The brand of rugby we are playing – and it is much the same if you watched other games from the weekend, with Wales and England in action – means being more open, with the game being more fragmented and maybe less structured.

I don’t have an issue with that. I always thought, historically, Scotland were at their best when play was broken and you play off the cuff stuff. Think of all the great tries we’ve scored over the years. All the best ones have come out of nothing. So, we should be in our element.

Rugby has changed in the last year to 18 months. Teams are being more expansive because it is the only way to give yourself any room to play in and avoid the rugby-league style defences that just smothered teams, and I have to say, had the same effect on international rugby for too long as a spectacle.

There will be points galore, because teams aren’t set to defend in the same way if you are concentrating on simply outscoring the opposition, rather than trying to close them down and stifle them.
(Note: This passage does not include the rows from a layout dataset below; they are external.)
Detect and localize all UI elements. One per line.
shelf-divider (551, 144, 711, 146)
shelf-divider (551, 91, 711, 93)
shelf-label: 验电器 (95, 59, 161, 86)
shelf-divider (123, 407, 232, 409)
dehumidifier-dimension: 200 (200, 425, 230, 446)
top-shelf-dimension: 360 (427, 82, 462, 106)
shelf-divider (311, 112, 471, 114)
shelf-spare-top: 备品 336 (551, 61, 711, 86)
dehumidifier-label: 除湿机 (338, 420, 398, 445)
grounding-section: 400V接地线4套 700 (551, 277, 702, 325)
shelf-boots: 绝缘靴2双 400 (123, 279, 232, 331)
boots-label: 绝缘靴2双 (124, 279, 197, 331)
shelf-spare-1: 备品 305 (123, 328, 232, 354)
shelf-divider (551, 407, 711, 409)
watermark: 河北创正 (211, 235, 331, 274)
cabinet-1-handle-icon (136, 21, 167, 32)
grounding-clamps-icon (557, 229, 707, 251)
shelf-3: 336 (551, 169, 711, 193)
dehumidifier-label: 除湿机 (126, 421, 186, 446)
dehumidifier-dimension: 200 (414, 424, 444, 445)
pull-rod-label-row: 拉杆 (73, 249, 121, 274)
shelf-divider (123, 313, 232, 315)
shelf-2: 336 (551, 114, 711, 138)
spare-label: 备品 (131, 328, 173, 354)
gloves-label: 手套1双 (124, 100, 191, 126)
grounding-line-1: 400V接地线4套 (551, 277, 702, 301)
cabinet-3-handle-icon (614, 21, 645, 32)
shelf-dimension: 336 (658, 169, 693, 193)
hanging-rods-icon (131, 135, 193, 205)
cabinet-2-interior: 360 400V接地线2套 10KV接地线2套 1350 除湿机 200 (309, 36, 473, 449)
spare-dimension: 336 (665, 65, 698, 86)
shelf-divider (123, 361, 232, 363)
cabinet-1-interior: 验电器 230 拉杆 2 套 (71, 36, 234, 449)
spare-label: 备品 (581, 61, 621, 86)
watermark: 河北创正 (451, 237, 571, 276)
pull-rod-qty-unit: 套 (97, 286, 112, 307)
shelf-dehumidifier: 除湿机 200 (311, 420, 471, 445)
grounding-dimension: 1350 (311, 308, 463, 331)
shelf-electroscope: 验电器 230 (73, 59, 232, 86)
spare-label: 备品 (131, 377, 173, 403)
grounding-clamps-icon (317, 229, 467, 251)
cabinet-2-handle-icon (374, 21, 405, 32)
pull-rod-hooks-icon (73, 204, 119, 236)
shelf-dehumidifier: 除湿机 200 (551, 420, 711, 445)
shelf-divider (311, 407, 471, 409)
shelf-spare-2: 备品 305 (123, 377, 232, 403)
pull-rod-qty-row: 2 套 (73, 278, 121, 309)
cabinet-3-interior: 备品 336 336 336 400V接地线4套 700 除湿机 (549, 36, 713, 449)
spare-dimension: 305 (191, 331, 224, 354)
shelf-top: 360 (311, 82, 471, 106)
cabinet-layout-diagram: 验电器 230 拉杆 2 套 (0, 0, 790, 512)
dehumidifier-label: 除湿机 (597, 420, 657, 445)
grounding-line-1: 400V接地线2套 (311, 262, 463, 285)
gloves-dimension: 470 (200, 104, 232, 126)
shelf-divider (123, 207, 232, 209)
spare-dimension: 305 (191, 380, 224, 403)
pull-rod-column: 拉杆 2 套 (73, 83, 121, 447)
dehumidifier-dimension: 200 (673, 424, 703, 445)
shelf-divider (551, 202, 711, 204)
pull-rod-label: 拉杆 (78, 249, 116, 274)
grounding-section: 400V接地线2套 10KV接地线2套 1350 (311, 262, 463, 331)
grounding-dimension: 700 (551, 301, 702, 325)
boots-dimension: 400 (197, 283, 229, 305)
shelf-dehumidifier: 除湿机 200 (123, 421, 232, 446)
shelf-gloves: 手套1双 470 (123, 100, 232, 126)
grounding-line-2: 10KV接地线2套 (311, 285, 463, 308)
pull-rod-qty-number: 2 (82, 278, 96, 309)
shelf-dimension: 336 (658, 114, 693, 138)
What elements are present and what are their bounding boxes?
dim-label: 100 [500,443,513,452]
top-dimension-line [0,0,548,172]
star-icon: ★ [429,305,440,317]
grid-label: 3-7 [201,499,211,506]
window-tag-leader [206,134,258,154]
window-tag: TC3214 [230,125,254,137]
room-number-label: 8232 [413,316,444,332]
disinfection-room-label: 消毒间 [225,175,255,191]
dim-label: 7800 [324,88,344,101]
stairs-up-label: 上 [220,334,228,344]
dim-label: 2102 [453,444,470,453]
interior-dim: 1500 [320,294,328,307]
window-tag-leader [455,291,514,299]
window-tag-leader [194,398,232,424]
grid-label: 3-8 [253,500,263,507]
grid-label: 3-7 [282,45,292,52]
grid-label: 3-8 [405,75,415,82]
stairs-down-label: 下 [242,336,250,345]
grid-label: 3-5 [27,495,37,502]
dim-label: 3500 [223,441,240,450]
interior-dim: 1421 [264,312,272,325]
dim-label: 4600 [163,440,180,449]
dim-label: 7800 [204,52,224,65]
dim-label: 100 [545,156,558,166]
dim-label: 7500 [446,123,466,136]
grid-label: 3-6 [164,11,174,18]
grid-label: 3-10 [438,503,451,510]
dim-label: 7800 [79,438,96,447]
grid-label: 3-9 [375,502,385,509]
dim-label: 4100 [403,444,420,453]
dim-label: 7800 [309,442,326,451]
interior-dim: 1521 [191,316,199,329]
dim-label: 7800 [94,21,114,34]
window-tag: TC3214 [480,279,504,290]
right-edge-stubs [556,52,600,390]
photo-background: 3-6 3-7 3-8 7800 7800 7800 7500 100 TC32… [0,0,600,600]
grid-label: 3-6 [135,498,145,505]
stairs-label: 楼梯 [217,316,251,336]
But, if you play that way, at a high tempo and commit more bodies than you should in attack, or in securing ball, you will leave spaces for the opposition to exploit. That is the way rugby is right now. And when you have two teams playing that way, you can end up with a cracker like the game at Murrayfield on Saturday.

When play broke down, or there was a turnover, rather than just setting up a maul or ruck, it was bang, bang, bang, pass, pass, pass and you were away again, trying to find a gap or a hole to break through. The speed of the game on Saturday was frightening.

We edged it in the end, just, mainly because we did have a bit more direction and structure when we had the ball, either from the set piece or if we churned it back.

A week away from meeting New Zealand, there are a couple of things we’ll need to improve on.

Kicking could be better, yes, but the only real concern is our fringe defence – or what you might call the fringe-fringe defence.

We coped with the first attack. But too often we just didn’t have anyone covering the offloaded ball or the next pass from the breakdown. New Zealand will have seen that, and so too will Gregor. He has a week to get it right – not just right, but spot on for the All Blacks, because no-one is better at exploiting a weakness.

Defensively we need to tighten up. But you can work on that. Frankly, I think we’ve got more going for us than not.

A couple of years ago we couldn’t buy a try for love nor money, and now we’re doing it from just about anywhere on the pitch.

And from what I can remember, if you score more than the opposition, don’t you win the game?